Swarm Self Clustering for Communication denied Environments without Global Positioning
This addresses swarm robotics in GPS-denied and communication-constrained environments, offering a scalable and robust solution for applications like search-and-rescue or military operations, though it appears incremental in method.
The paper tackles the problem of enabling robot swarms to autonomously form spatially coherent clusters using only local sensing, without external commands, GPS, or communication, and demonstrates improved performance over baselines in simulations and real-robot experiments.
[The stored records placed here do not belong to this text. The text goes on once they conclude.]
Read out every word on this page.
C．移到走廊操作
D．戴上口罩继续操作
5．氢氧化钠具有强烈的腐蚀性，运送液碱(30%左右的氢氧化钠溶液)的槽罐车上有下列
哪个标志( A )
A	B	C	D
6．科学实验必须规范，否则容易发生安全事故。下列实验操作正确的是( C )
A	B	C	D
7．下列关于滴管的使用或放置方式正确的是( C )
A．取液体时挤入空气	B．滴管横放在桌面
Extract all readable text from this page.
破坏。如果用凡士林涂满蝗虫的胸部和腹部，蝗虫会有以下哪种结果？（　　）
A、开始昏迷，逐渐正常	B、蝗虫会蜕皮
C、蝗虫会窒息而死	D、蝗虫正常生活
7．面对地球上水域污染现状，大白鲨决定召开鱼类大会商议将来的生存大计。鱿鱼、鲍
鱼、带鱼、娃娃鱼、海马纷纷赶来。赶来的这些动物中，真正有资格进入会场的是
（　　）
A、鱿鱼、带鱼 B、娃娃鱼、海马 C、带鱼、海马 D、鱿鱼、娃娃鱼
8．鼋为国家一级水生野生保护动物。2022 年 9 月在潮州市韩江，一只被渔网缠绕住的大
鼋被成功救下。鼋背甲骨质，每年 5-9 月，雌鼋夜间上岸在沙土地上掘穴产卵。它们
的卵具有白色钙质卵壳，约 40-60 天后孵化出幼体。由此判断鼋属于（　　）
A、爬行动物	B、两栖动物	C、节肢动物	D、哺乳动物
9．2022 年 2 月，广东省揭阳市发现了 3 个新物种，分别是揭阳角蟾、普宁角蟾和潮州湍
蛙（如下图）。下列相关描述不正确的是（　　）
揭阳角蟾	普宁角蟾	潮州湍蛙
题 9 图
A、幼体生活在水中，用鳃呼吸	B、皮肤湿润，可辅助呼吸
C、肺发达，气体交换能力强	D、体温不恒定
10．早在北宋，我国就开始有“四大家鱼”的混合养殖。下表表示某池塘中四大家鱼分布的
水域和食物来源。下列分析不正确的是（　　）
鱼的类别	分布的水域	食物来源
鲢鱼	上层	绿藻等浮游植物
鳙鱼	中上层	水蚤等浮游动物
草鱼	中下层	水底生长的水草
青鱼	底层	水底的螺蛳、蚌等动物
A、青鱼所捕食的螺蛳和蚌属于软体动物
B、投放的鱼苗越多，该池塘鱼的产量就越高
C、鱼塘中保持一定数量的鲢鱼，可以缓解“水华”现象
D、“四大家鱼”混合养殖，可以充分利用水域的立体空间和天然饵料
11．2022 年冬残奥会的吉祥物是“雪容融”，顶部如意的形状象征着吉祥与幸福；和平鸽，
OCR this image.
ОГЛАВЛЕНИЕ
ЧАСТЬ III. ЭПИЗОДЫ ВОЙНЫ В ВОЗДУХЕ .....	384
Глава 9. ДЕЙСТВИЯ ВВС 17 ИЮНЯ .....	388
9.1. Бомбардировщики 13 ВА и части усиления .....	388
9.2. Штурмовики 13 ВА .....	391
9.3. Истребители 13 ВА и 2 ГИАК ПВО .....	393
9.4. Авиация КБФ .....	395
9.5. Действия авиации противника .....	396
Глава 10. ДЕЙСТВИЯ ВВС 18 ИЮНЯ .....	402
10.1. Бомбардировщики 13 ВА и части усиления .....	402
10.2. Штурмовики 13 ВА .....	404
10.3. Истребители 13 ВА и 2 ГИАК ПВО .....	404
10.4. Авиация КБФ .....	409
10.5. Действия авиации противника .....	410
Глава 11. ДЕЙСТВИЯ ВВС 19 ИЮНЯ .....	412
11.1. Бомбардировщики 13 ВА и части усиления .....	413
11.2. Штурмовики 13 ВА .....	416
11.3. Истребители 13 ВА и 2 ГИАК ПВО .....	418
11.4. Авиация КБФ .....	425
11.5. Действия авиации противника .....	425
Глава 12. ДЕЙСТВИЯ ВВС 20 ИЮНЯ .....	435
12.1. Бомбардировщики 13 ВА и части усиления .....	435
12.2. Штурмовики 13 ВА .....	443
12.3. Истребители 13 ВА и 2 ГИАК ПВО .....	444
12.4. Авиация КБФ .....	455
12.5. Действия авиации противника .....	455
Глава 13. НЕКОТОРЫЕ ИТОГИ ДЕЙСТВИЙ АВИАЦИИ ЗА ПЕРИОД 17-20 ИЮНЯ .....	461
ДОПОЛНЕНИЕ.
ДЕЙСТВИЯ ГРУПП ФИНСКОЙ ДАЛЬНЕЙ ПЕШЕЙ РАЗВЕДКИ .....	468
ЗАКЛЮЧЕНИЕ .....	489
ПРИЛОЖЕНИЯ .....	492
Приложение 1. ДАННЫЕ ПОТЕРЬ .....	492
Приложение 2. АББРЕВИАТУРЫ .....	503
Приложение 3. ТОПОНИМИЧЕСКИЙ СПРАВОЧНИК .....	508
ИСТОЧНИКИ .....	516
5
In this work, we investigate swarm self-clustering, where robots autonomously organize into spatially coherent groups using only local sensing and decision-making, without external commands, global positioning, or inter-robot communication. Each robot forms and maintains clusters by responding to relative distances from nearby neighbors detected through onboard range sensors with limited fields of view. The method is suited for GPS-denied and communication-constrained environments and requires no prior knowledge of cluster size, number, or membership. A mechanism enables robots to alternate between consensus-based and random goal assignment based on local neighborhood size, ensuring robustness, scalability, and untraceable clustering independent of initial conditions. Extensive simulations and real-robot experiments demonstrate empirical convergence, adaptability to dynamic additions, and improved performance over local-only baselines across standard cluster quality metrics.